Saskatoon city council has passed a cannabis bylaw that includes a $20,000 licensing fee for marijuana retailers.
There is also a provision for a $10,000 annual renewal fee, but that part of the bylaw is still subject to review after concerns were raised by some council members.
A regular business licence fee costs $125, with an annual renewal of $85.
The bylaw passed by a vote of 8−2.
One councillor said it was unfair to treat the cannabis industry differently by charging a much higher licensing fee.
Coun. Ann Iwanchuk unsuccessfully proposed reducing the licence to $500, which would align it with fees charged to adult service providers and pawn shops.
“This does not make us a business−friendly community,” she said of the $20,000 fee.
Recreational use of marijuana is to become legal across Canada on Oct. 17.
City administration has said the higher business fees are required to help recoup the costs of regulating a legal cannabis industry.
Randy Grauer, general manager of community services, said the city has already spent around $150,000 in the last year preparing for legalization.
Coun.
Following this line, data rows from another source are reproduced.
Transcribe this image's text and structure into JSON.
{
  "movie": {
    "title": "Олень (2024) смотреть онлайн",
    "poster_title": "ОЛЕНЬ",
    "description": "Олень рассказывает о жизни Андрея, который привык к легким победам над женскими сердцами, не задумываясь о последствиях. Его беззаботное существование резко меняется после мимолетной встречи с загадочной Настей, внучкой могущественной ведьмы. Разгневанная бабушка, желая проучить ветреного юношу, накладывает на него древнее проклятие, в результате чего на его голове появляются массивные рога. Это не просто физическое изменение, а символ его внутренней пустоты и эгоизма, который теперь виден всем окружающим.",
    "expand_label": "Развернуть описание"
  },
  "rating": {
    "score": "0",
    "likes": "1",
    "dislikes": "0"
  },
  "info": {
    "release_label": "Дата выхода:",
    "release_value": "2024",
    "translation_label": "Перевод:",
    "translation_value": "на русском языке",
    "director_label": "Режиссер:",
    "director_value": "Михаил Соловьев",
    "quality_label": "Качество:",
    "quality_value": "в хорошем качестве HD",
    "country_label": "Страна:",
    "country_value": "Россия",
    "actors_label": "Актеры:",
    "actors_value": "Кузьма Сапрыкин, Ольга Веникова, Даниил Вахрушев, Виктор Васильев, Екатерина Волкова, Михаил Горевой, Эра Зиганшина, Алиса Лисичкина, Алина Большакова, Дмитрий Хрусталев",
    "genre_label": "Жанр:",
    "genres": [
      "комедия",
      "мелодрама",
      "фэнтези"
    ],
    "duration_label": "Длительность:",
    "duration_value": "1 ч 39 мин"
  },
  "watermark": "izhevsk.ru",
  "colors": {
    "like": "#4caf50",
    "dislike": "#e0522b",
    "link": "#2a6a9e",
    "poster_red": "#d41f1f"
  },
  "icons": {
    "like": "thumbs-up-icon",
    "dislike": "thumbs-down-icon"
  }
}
Darren Hill noted that the Saskatoon Police Service has estimated the additional cost of enforcement will be a minimum of $500,000.
“Where’s the money going to come from?” he asked.
Several councillors who supported the fee said they didn’t want taxpayers on the hook for the costs of cannabis regulation.
Mayor Charlie Clark was among those who spoke against the $20,000 licence fee during debate, but ultimately voted in support of the bylaw.
“I felt like it wouldn’t have been in the spirit of the process to defeat the whole thing and leave us nowhere ... (when) there is a need to get this bylaw in place so there’s clarity out there,” he told CKOM Radio.